May I Have This Dance?

Recently, my husband and I did something we had talked about doing for over 20 years - we took dance lessons! Shag Lessons to be exact. It was so nice to do something fun together that didn't revolve around children or church (not that there's anything wrong with that).

I've never been a dancer but I figured surely I can do something right? But I didn't expect to have trouble with the most simple of all things...letting my husband lead.  On the first night of class the instructor announced that the first rule of shag was that the man got to lead. I was startled when everyone in the class, and I mean everyone, who knew me turned, looked at me and laughed.  Really? And sure enough, they were right...98% of the time when we mess up it is my fault because I get in his way - trying to take the lead.

In a culture which teaches us all to be strong and dominate over others, I am not alone in my struggle. We are now taught at an early age to "take charge" of our lives, to not let others tell us what to do or push us around.  WE are to lead and get others to follow, that is the rule of the game.  But Shag lessons have forced me to really step away from that teaching. I have to be conscious when I dance of not thinking ahead at what is next - I simply have to wait on my husband to give me direction and I follow. It takes work, concentration and willingness - but when I can let him lead, our dance is smooth, graceful and enjoyable.

How wonderful it would be to take that same lesson and apply it to discipleship. One of the hardest things for a Christian disciple is to let God do the leading. We want to direct the steps of life and determine the next movement. Too often we forget that God is supposed to be the only authority in our lives...he is the one leading...the one directing the steps and movement we take. When we keep trying to lead ourselves we step all over God's plan and will - our dance (our life) will be awkward and halting - more frustration and fulfillment.

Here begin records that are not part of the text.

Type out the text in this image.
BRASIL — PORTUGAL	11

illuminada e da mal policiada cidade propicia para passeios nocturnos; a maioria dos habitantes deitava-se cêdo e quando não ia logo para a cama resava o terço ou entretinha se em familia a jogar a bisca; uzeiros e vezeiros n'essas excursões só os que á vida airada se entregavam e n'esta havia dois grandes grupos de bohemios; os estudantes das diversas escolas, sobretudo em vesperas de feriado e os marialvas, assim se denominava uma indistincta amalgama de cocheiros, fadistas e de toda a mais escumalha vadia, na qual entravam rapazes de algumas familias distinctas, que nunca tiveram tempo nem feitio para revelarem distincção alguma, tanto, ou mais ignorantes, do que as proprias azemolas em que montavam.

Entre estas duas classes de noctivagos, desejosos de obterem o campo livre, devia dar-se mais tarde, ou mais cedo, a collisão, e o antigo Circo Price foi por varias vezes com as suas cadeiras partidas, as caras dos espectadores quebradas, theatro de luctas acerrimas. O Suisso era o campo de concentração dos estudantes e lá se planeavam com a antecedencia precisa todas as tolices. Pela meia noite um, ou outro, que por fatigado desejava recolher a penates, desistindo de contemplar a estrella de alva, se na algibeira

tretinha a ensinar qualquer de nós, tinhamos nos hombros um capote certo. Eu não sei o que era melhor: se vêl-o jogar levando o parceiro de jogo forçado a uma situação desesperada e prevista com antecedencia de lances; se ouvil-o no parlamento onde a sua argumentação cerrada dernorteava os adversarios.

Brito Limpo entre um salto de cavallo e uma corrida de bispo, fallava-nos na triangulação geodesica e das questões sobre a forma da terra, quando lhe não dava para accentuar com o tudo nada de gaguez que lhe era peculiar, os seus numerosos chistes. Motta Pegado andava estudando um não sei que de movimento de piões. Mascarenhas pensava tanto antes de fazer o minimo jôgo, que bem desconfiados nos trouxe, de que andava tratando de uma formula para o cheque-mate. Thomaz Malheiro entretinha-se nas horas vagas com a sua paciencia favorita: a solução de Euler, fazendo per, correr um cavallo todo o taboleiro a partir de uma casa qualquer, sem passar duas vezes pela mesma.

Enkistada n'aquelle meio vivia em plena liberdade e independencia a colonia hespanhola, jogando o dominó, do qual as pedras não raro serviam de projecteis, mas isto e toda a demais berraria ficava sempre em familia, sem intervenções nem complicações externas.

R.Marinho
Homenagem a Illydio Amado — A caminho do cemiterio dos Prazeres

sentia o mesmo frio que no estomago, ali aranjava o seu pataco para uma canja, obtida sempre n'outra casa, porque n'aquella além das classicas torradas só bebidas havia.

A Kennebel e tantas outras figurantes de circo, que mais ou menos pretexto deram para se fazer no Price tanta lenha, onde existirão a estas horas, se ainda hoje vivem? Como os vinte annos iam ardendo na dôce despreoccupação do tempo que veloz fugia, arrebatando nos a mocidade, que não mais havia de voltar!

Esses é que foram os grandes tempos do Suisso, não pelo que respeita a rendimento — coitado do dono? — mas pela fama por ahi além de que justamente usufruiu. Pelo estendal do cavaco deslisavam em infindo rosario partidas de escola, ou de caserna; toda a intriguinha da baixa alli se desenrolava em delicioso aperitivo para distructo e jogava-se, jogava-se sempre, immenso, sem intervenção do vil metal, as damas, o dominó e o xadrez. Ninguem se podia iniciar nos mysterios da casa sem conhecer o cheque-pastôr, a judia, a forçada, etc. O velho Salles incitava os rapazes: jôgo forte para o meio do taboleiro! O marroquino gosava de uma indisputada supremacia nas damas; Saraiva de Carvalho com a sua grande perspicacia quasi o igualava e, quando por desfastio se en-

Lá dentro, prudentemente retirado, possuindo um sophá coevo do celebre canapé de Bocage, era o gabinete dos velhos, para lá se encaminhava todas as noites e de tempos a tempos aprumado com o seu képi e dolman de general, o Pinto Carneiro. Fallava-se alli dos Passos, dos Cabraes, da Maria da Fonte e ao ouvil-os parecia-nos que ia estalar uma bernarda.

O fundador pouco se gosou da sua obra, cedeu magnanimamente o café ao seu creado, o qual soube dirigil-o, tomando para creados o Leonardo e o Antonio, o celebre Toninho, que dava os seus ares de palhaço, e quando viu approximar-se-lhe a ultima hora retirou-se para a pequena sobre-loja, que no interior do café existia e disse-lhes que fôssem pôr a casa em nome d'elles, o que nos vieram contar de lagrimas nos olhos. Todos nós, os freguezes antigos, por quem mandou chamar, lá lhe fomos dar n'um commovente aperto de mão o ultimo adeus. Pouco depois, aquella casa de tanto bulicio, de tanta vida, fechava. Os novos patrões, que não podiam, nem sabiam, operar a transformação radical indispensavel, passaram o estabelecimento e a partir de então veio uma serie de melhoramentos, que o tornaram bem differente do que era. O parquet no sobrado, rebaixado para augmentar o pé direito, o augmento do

If, however, we can keep ourselves in check - if we can remain conscious of not trying to think ahead of where we are going to go - if we can just be still and wait on God's whisper and direction to what we should do - then suddenly our dance (our life) becomes smooth, graceful and, yes, even enjoyable. On the dances I've been able to let go and let my husband have total control - I was relieved to be able to just live in the moment and follow his lead - no pressure, no decisions - just follow.  I can't help but think that with enough practice of following God's lead, I might find the same relief...and peace. All I have to do is let go and let God.